Azo dyes represent one of the most significant classes of synthetic colorants, extensively used across industries such as textiles, plastics, inks, and food. However, traditional batch manufacturing processes often face challenges related to safety risks, inefficient heat and mass transfer, and inconsistent product quality.


A continuous telescopic workflow was implemented using Amar-made MicroFLO™ reactors for the preparation of the coupler and diazonium salt, followed by the azo coupling step in a SlurryFLO™ reactor. This setup allowed hazardous and highly exothermic reactions to be handled in a safer, continuous manner while maintaining precise control over reaction parameters. The process was further optimized through the ReactWise software platform, which employed machine learning to identify optimal conditions, reduce experimental workload, and generate advanced process analytics.
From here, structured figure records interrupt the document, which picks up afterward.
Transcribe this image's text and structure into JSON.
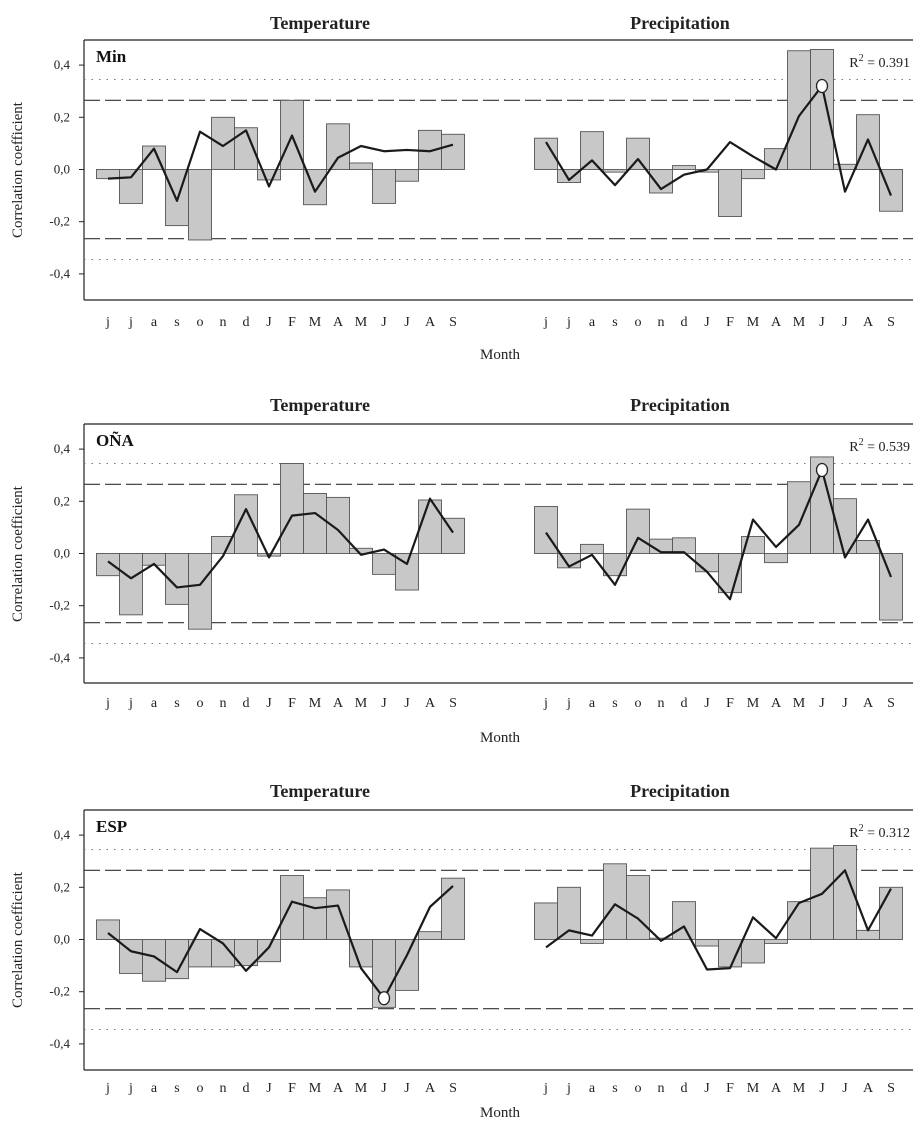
{
  "colors": {
    "bar_fill": "#c8c8c8",
    "bar_stroke": "#555555",
    "line": "#1a1a1a",
    "dash": "#333333",
    "dot": "#777777"
  },
  "chart_data": [
    {
      "type": "bar",
      "site": "Min",
      "panel_titles": [
        "Temperature",
        "Precipitation"
      ],
      "r2_label": "R",
      "r2_sup": "2",
      "r2_value": " = 0.391",
      "ylabel": "Correlation coefficient",
      "xlabel": "Month",
      "ylim": [
        -0.5,
        0.5
      ],
      "yticks": [
        "0,4",
        "0,2",
        "0,0",
        "-0,2",
        "-0,4"
      ],
      "yticks_values": [
        0.4,
        0.2,
        0.0,
        -0.2,
        -0.4
      ],
      "thresholds": {
        "dashed": [
          0.265,
          -0.265
        ],
        "dotted": [
          0.345,
          -0.345
        ]
      },
      "categories_temp": [
        "j",
        "j",
        "a",
        "s",
        "o",
        "n",
        "d",
        "J",
        "F",
        "M",
        "A",
        "M",
        "J",
        "J",
        "A",
        "S"
      ],
      "categories_prec": [
        "j",
        "j",
        "a",
        "s",
        "o",
        "n",
        "d",
        "J",
        "F",
        "M",
        "A",
        "M",
        "J",
        "J",
        "A",
        "S"
      ],
      "series": [
        {
          "name": "Temperature",
          "bars": [
            -0.035,
            -0.13,
            0.09,
            -0.215,
            -0.27,
            0.2,
            0.16,
            -0.04,
            0.265,
            -0.135,
            0.175,
            0.025,
            -0.13,
            -0.045,
            0.15,
            0.135
          ],
          "line": [
            -0.035,
            -0.03,
            0.08,
            -0.12,
            0.145,
            0.09,
            0.15,
            -0.065,
            0.13,
            -0.085,
            0.045,
            0.09,
            0.07,
            0.075,
            0.07,
            0.095
          ]
        },
        {
          "name": "Precipitation",
          "bars": [
            0.12,
            -0.05,
            0.145,
            -0.01,
            0.12,
            -0.09,
            0.015,
            -0.01,
            -0.18,
            -0.035,
            0.08,
            0.455,
            0.46,
            0.02,
            0.21,
            -0.16
          ],
          "line": [
            0.105,
            -0.04,
            0.035,
            -0.06,
            0.04,
            -0.075,
            -0.02,
            0.0,
            0.105,
            0.05,
            0.0,
            0.205,
            0.32,
            -0.085,
            0.115,
            -0.1
          ]
        }
      ],
      "highlight": {
        "series": 1,
        "index": 12,
        "value": 0.32
      }
    },
    {
      "type": "bar",
      "site": "OÑA",
      "panel_titles": [
        "Temperature",
        "Precipitation"
      ],
      "r2_label": "R",
      "r2_sup": "2",
      "r2_value": " = 0.539",
      "ylabel": "Correlation coefficient",
      "xlabel": "Month",
      "ylim": [
        -0.5,
        0.5
      ],
      "yticks": [
        "0,4",
        "0,2",
        "0,0",
        "-0,2",
        "-0,4"
      ],
      "yticks_values": [
        0.4,
        0.2,
        0.0,
        -0.2,
        -0.4
      ],
      "thresholds": {
        "dashed": [
          0.265,
          -0.265
        ],
        "dotted": [
          0.345,
          -0.345
        ]
      },
      "categories_temp": [
        "j",
        "j",
        "a",
        "s",
        "o",
        "n",
        "d",
        "J",
        "F",
        "M",
        "A",
        "M",
        "J",
        "J",
        "A",
        "S"
      ],
      "categories_prec": [
        "j",
        "j",
        "a",
        "s",
        "o",
        "n",
        "d",
        "J",
        "F",
        "M",
        "A",
        "M",
        "J",
        "J",
        "A",
        "S"
      ],
      "series": [
        {
          "name": "Temperature",
          "bars": [
            -0.085,
            -0.235,
            -0.045,
            -0.195,
            -0.29,
            0.065,
            0.225,
            -0.01,
            0.345,
            0.23,
            0.215,
            0.02,
            -0.08,
            -0.14,
            0.205,
            0.135
          ],
          "line": [
            -0.03,
            -0.095,
            -0.04,
            -0.13,
            -0.12,
            -0.01,
            0.17,
            -0.015,
            0.145,
            0.155,
            0.09,
            -0.005,
            0.015,
            -0.04,
            0.21,
            0.08
          ]
        },
        {
          "name": "Precipitation",
          "bars": [
            0.18,
            -0.055,
            0.035,
            -0.085,
            0.17,
            0.055,
            0.06,
            -0.07,
            -0.15,
            0.065,
            -0.035,
            0.275,
            0.37,
            0.21,
            0.05,
            -0.255
          ],
          "line": [
            0.08,
            -0.05,
            -0.005,
            -0.12,
            0.06,
            0.005,
            0.005,
            -0.07,
            -0.175,
            0.13,
            0.025,
            0.11,
            0.32,
            -0.015,
            0.13,
            -0.09
          ]
        }
      ],
      "highlight": {
        "series": 1,
        "index": 12,
        "value": 0.32
      }
    },
    {
      "type": "bar",
      "site": "ESP",
      "panel_titles": [
        "Temperature",
        "Precipitation"
      ],
      "r2_label": "R",
      "r2_sup": "2",
      "r2_value": " = 0.312",
      "ylabel": "Correlation coefficient",
      "xlabel": "Month",
      "ylim": [
        -0.5,
        0.5
      ],
      "yticks": [
        "0,4",
        "0,2",
        "0,0",
        "-0,2",
        "-0,4"
      ],
      "yticks_values": [
        0.4,
        0.2,
        0.0,
        -0.2,
        -0.4
      ],
      "thresholds": {
        "dashed": [
          0.265,
          -0.265
        ],
        "dotted": [
          0.345,
          -0.345
        ]
      },
      "categories_temp": [
        "j",
        "j",
        "a",
        "s",
        "o",
        "n",
        "d",
        "J",
        "F",
        "M",
        "A",
        "M",
        "J",
        "J",
        "A",
        "S"
      ],
      "categories_prec": [
        "j",
        "j",
        "a",
        "s",
        "o",
        "n",
        "d",
        "J",
        "F",
        "M",
        "A",
        "M",
        "J",
        "J",
        "A",
        "S"
      ],
      "series": [
        {
          "name": "Temperature",
          "bars": [
            0.075,
            -0.13,
            -0.16,
            -0.15,
            -0.105,
            -0.105,
            -0.1,
            -0.085,
            0.245,
            0.16,
            0.19,
            -0.105,
            -0.26,
            -0.195,
            0.03,
            0.235
          ],
          "line": [
            0.025,
            -0.045,
            -0.065,
            -0.125,
            0.04,
            -0.015,
            -0.12,
            -0.03,
            0.145,
            0.12,
            0.13,
            -0.11,
            -0.225,
            -0.06,
            0.125,
            0.205
          ]
        },
        {
          "name": "Precipitation",
          "bars": [
            0.14,
            0.2,
            -0.015,
            0.29,
            0.245,
            0.005,
            0.145,
            -0.025,
            -0.105,
            -0.09,
            -0.015,
            0.145,
            0.35,
            0.36,
            0.035,
            0.2
          ],
          "line": [
            -0.03,
            0.035,
            0.015,
            0.135,
            0.08,
            -0.005,
            0.05,
            -0.115,
            -0.11,
            0.085,
            0.005,
            0.14,
            0.175,
            0.265,
            0.035,
            0.195
          ]
        }
      ],
      "highlight": {
        "series": 0,
        "index": 12,
        "value": -0.225
      }
    }
  ]
}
A parameter importance plot revealed that coupling temperature (CTemp) and the molar ratio of sodium nitrite to aniline were the dominant factors, contributing 27.0% and 25.3% of model variance, respectively. Identifying these critical variables is essential, as it allows us to carry these learnings forward to refine and streamline future campaigns.

We reduced the number of experiments to 71, compared to a full factorial design (2,187), while still uncovering non-linear dependencies and narrow operating windows that would be difficult to identify using traditional methods.